No more money on the table
Responding to Health Minister Dr David Clark’s comments that the Government had gone as “far as it could” in terms of extra money for the pay settlement Mason reiterated that she too thought the current $500 million offer – spread over three years – was an excellent offer.
She said the three by three per cent increases to base pay rates was a substantial increase but the offer was also about DHBs’ commitment to employing an additional 500 nurses immediately, implementing the care capacity demand management (CCDM) system and a commitment to pay equity.
The addition of two extra pay steps on the registered nurse/midwife (RN/RM) pay scale would also see the base pay rates of experienced, registered full-time nurses go from just under $66,755 now to $77,368 by December 2019.
When asked about the concerns raised by a number of NZNO members – that the offer was targeted at nurses on the top of the RN/RM pay scale at the expense of enrolled nurses, HCAs and senior nurses and nurse practitioners – Mason said she believed the three by three per cent pay increases and $2000 lump sum being offered to the whole workforce was still “substantive”.
“In terms of the focus on experienced nurses, we heard really strongly from NZNO … that that was the cohort that really needed special attention,” said Mason. “And in terms of the numbers, it’s the largest cohort – I think something like 15,000 of the 20,000 nurses will be impacted by that increased base rate for experienced nurses.”
Mason said the DHBs really wanted nurses, midwives and HCAs to know they were deeply committed to addressing safe staffing and pay equity concerns and had agreed to be held accountable to implementing the safe staffing recommendations.
There was a strong backlash from many NZNO members when the DHBs on May 28 decided to release its offer to the media before members had seen it and for the DHBs’ choice of pay scenarios, which many criticised for giving a misleading impression to the public of nurses’ incomes.

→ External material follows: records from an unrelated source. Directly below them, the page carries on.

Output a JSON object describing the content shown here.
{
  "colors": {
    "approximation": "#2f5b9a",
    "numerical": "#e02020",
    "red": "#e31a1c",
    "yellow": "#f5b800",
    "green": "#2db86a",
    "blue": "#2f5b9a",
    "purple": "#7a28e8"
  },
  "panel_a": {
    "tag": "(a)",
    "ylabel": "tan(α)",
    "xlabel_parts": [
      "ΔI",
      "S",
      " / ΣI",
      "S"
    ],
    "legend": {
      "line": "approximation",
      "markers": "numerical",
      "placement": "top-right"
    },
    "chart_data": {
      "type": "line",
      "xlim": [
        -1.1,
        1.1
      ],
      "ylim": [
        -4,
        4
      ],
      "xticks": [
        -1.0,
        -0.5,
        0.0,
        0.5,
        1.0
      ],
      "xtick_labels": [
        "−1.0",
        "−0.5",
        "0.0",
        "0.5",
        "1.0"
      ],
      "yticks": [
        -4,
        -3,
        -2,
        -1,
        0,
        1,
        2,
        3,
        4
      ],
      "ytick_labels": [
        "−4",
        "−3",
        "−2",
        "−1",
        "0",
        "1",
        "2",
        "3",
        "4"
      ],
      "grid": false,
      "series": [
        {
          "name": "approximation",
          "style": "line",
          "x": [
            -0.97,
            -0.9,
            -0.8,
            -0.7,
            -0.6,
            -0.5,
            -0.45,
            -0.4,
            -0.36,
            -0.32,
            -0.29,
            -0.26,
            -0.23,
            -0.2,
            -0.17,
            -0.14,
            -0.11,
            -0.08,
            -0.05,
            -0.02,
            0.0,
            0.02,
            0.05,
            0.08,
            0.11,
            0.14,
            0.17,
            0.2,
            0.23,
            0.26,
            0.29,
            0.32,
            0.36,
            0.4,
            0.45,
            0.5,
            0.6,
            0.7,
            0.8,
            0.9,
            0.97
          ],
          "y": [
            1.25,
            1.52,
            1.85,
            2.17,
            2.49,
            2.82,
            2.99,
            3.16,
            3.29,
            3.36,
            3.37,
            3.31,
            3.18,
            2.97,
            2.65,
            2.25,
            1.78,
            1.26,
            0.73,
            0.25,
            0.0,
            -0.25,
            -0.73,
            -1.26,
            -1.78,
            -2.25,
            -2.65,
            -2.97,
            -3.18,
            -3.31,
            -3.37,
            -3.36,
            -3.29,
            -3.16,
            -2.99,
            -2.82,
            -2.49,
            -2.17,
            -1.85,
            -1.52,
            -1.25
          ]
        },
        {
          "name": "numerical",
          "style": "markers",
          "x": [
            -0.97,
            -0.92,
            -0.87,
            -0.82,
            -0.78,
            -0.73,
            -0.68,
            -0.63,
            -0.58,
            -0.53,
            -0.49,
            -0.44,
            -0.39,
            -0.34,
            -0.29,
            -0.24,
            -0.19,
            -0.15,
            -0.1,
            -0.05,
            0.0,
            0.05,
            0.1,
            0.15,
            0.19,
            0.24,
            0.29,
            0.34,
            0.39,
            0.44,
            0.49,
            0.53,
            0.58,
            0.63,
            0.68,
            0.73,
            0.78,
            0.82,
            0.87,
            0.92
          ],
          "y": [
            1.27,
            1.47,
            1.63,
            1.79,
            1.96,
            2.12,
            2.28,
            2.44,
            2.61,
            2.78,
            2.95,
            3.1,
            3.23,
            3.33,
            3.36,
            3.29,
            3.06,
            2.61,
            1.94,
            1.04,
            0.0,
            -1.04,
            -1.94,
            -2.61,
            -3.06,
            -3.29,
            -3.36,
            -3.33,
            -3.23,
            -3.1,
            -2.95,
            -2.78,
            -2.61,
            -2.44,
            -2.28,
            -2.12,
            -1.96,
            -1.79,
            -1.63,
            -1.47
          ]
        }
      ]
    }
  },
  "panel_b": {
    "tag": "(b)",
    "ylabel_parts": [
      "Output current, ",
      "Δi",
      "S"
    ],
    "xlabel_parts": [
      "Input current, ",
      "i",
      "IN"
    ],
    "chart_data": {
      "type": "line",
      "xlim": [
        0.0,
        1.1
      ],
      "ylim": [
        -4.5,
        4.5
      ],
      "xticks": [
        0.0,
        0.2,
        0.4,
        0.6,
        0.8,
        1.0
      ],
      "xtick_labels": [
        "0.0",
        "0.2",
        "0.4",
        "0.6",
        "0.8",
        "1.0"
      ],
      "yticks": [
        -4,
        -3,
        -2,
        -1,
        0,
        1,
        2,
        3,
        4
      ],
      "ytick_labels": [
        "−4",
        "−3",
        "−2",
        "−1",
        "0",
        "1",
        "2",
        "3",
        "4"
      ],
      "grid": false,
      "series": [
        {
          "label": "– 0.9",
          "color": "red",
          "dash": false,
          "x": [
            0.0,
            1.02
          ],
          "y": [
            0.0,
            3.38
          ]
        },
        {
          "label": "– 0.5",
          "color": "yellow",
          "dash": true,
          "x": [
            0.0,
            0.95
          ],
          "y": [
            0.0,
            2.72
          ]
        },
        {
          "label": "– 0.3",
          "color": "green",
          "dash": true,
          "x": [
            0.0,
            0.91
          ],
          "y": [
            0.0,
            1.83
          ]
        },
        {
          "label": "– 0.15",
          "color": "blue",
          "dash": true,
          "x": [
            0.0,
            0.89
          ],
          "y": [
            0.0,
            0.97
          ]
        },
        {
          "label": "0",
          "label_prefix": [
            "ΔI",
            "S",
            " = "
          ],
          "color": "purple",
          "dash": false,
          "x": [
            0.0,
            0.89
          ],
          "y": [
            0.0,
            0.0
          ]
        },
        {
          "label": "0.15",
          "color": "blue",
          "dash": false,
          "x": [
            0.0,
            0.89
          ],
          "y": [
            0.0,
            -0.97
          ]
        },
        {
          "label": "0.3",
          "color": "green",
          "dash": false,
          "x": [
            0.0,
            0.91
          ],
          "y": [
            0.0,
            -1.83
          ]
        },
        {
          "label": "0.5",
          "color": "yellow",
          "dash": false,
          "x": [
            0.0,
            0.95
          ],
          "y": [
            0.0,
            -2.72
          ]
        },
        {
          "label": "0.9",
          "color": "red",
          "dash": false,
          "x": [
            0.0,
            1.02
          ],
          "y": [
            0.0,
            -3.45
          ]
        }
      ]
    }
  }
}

Mason defended the DHBs’ decision to go public first, saying it was made in response to the high level of public interest and concern (about the dispute and potential strike action).
Mason grew up in Zimbabwe, trained as a nurse and midwife in South Africa, and gained an MBA in Scotland before coming to New Zealand in 1996 with her New Zealand-born husband. She began working at Tauranga Hospital about 20 years ago as a flexi-nurse before moving into management roles and eventually becoming the Bay of Plenty District Health Board chief executive in early 2016.